INIBORNEO.COM, Pontianak – BW Media merupakan usaha yang bergerak di bidang percetakan mulai dari cetak spanduk, cetak undangan, buku, majalah, kartu nama, gantungan kunci, cap stempel, paper box, gelas mug sampai pembuatan kotak kulineran.
Bearing, pemilik dari BW Media mengungkapkan bahwa ia memulai usahanya dari nol dengan hanya satu karyawan di tahun 2007. Menempati garasi kecil di rumah orangtuanya dan hanya bermodalkan mesin printer serta keahlian desain. Sekarang, rumah itu sudah berubah menjadi kantor, dengan 14 karyawan dan berbagai mesin cetak.
“Itu semua kita raih dengan penuh perjuangan, kegigihan, kepercayaan dan dipercaya. Semakin berkembang, setelah mendapatkan kucuran dana Kredit Usaha Rakyat (KUR) dari Bank Kalbar,” tutur Bearing yang didampingi istrinya, Wiwi ketika ditemui pada Jumat, 19 Mei 2023.
Bearing bercerita bahwa sebagai pelaku usaha yang masuk kategori UMKM (Usaha Mikro Kecil dan Menengah) akan sulit untuk mengembangkan bisnis jika tidak ada modal untuk pembelian berbagai perangkat kebutuhan usaha, termasuk biaya operasional serta bayar gaji karyawan. Namun melalui dukungan KUR, semua bisa teratasi.
“Kita pilih Bank Kalbar. Karena, pertama ini adalah bank lokal, bank daerah yang seharusnya kita ikut mendukung. Kedua, pelayanannya juga profesional. Terpenting lagi, bunga kreditnya terbilang murah, sehingga tidak membebani perusahaan,” tutur Wiwi yang disetujui oleh sang suami.
Pinjaman KUR Bank Kalbar diajukan pada tahun 2016 sebesar Rp 150 juta. Hanya dalam sepekan, dana sudah cair dan langsung digunakan untuk pembelian mesin offset. Dalam waktu tiga tahun, pinjaman lunas. Bisnis percetakan BW Media pun melesat, orderan terus mengalir, omset kian membaik. Saat ini, omsetnya per bulan sudah berada di angka Rp 100 juta lebih.
Harga orderan cetak pun terbilang tinggi. Untuk spanduk atau baliho harga per meternya Rp 50 ribu, karena memang bisnis percetakan masih bisa dihitung dengan jari.
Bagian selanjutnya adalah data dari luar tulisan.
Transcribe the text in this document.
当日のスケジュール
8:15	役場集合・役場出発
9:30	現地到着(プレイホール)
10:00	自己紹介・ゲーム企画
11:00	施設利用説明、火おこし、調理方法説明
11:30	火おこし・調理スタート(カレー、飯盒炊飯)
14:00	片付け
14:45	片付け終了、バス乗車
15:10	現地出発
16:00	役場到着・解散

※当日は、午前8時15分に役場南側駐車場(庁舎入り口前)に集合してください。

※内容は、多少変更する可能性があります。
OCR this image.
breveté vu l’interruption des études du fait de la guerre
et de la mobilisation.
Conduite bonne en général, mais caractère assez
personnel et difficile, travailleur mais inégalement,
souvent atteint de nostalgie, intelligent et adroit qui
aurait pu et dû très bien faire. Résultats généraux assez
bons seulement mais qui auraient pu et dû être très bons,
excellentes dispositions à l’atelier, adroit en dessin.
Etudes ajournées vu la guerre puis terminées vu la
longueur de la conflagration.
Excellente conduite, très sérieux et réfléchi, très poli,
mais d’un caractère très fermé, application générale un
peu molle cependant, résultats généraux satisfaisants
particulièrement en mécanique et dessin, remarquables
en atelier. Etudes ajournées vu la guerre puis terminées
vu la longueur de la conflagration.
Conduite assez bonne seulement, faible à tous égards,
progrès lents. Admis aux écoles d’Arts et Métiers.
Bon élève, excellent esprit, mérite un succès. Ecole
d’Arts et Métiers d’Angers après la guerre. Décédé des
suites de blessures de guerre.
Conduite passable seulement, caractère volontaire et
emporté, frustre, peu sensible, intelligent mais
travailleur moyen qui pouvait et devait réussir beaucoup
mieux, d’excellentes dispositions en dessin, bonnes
Bandingkan dengan sekarang, yang harga cetakan spanduk hanya dipatok angka Rp 20 ribu saja, bahkan ada yang lebih murah lagi.
Di tahun 2009, setelah menikah, mereka sepakat fokus bisnis. Pekerjaan di media pun ditinggalkan. Uang tabungan dibuka untuk beli mesin indoor.
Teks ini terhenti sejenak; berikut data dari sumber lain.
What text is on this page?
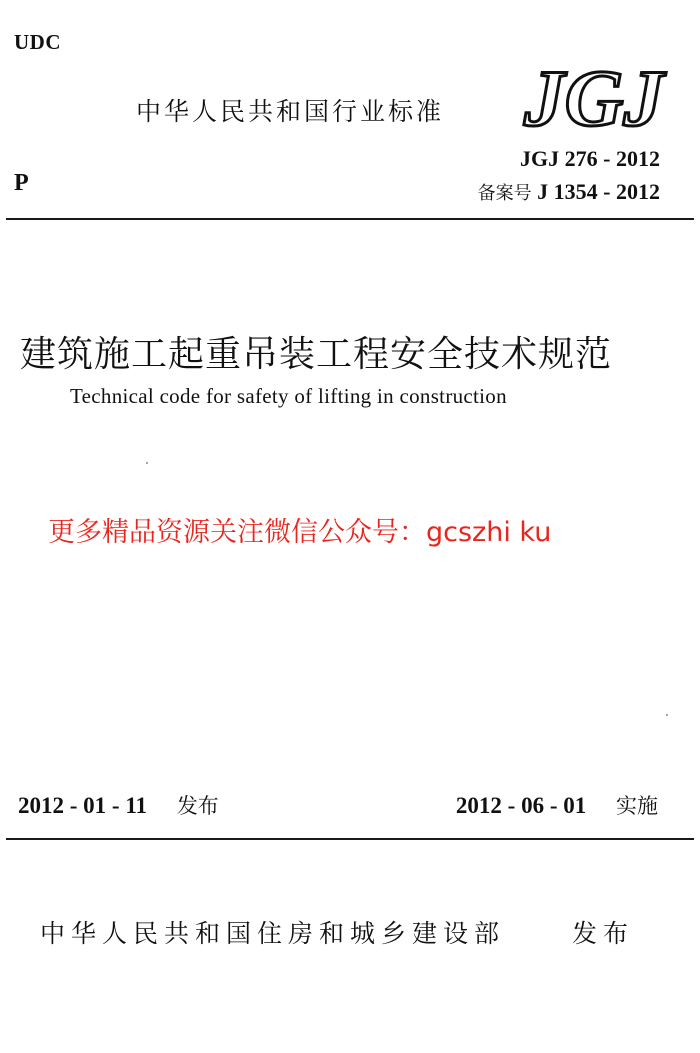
UDC
中华人民共和国行业标准 JGJ
JGJ 276 - 2012
P	备案号 J 1354 - 2012
建筑施工起重吊装工程安全技术规范
Technical code for safety of lifting in construction
更多精品资源关注微信公众号：gcszhi ku
2012 - 01 - 11 发布	2012 - 06 - 01 实施
中华人民共和国住房和城乡建设部	发布
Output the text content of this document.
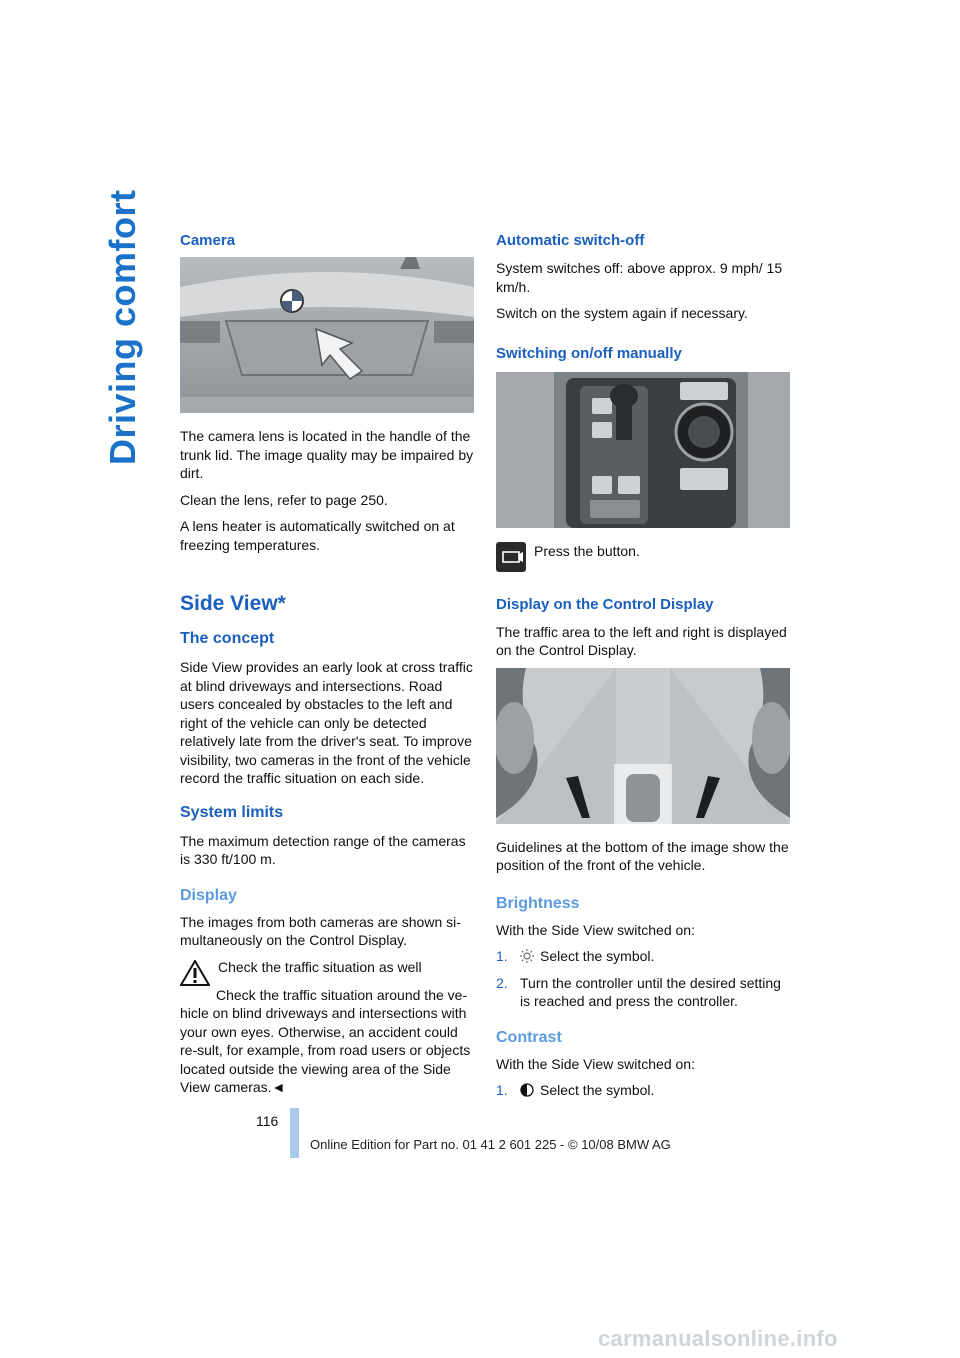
Driving comfort Camera

The camera lens is located in the handle of the trunk lid. The image quality may be impaired by dirt.

Clean the lens, refer to page 250.

A lens heater is automatically switched on at freezing temperatures.

Side View*
The concept

Side View provides an early look at cross traffic at blind driveways and intersections. Road users concealed by obstacles to the left and right of the vehicle can only be detected relatively late from the driver's seat. To improve visibility, two cameras in the front of the vehicle record the traffic situation on each side.

System limits

The maximum detection range of the cameras is 330 ft/100 m.

Display

The images from both cameras are shown si-multaneously on the Control Display.

Check the traffic situation as well

Check the traffic situation around the ve-hicle on blind driveways and intersections with your own eyes. Otherwise, an accident could re-sult, for example, from road users or objects located outside the viewing area of the Side View cameras.◄

Automatic switch-off

System switches off: above approx. 9 mph/ 15 km/h.

Switch on the system again if necessary.

Switching on/off manually

Press the button.

Display on the Control Display

The traffic area to the left and right is displayed on the Control Display.

Guidelines at the bottom of the image show the position of the front of the vehicle.

Brightness

With the Side View switched on:

1.	Select the symbol.
2. Turn the controller until the desired setting is reached and press the controller.
Contrast

With the Side View switched on:

1.	Select the symbol.
116
Online Edition for Part no. 01 41 2 601 225 - © 10/08 BMW AG
carmanualsonline.info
Berlanjut ke tahun 2011 membeli mesin outdoor. Dari ruang garasi berukuran dua meter kali enam meter, akhirnya masuk rumah. Awalnya hanya satu pantai pun akhirnya merambah menjadi dua lantai. Orangtua Wiwi merelakan tempat tinggalnya menjadi lokasi usaha dan pindah rumah.
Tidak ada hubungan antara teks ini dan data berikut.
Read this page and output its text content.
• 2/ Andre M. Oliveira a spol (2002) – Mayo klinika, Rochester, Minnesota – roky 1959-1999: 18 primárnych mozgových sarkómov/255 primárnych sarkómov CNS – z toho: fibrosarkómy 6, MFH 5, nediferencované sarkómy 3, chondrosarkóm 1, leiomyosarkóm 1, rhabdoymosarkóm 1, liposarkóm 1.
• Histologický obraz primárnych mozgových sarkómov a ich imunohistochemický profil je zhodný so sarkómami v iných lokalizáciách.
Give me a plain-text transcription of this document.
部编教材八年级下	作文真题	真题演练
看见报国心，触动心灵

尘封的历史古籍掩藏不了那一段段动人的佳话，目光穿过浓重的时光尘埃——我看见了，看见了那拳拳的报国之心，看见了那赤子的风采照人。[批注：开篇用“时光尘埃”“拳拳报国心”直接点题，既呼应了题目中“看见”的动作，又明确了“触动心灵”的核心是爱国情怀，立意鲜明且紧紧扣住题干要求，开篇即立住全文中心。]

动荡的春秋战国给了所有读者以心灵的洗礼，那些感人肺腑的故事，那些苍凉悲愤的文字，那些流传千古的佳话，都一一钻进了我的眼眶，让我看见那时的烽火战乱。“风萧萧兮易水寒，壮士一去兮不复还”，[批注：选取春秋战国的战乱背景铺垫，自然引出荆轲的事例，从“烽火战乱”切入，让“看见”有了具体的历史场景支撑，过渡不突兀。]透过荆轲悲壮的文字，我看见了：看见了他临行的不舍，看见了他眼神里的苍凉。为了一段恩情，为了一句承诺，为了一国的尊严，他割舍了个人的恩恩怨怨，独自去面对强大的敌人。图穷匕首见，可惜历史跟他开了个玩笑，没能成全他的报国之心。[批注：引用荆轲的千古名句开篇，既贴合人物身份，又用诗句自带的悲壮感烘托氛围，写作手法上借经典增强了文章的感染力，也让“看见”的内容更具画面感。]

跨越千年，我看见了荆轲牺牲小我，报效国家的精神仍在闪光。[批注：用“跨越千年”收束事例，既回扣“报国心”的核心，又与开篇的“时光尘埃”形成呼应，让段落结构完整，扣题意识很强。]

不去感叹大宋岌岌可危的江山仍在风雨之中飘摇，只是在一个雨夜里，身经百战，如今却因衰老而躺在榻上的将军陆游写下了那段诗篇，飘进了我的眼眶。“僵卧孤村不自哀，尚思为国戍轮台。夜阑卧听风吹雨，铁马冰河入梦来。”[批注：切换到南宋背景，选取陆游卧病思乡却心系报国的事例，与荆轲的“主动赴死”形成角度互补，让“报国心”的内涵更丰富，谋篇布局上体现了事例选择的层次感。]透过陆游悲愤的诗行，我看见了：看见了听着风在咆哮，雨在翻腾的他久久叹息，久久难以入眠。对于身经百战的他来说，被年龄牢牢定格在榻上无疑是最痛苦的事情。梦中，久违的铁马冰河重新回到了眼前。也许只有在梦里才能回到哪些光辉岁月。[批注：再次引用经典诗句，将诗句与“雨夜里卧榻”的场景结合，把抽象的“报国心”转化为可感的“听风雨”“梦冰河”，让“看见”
Tak jauh-jauh dari profesi media, di tahun 2008 Wiwi malah pernah menerbitkan sebuah majalah yang diberinya nama Pontianak Info Media yang peminatnya lumayan banyak. Isinya adalah advertorial atau iklan-iklan serta beberapa ulasan berita-berita ringan. Peminatnya lumayan banyak.
Wiwi menerbitkan majalah full color terbit bulanan, yang isinya 80 persen promo iklan dengan harga terjangkau, dan dibagikan gratis kepada masyarakat. Ribuan tiras dicetaknya dari percetakan di Jakarta dan dibawa ke Pontianak dengan transportasi laut. Sempat berjalan setahun. Ketika suatu hari kapal yang membawa majalahnya tiba-tiba karam, barang cetakan pun ikut karam.
“Dari sinilah, kita kemudian kepikiran untuk buka usaha percetakan, agar bisa cetak sendiri dan masyarakat pun tidak perlu jauh-jauh jika ingin mencetak. Sebab, waktu itu kan, kalau mau bikin produk cetakan, seperti buku, brosur atau majalah harus lempar ke Jakarta atau di luar daerah ini. Selain mahal, juga waktu tibanya kadang meleset,” kata Wiwi.
Kini, mereka berdua bersyukur. Usaha yang dirintisnya dari bawah sudah berada di atas, meskipun belum sampai puncak. Asetnya juga terus bertambah bahkan bisa membangun rumah sendiri.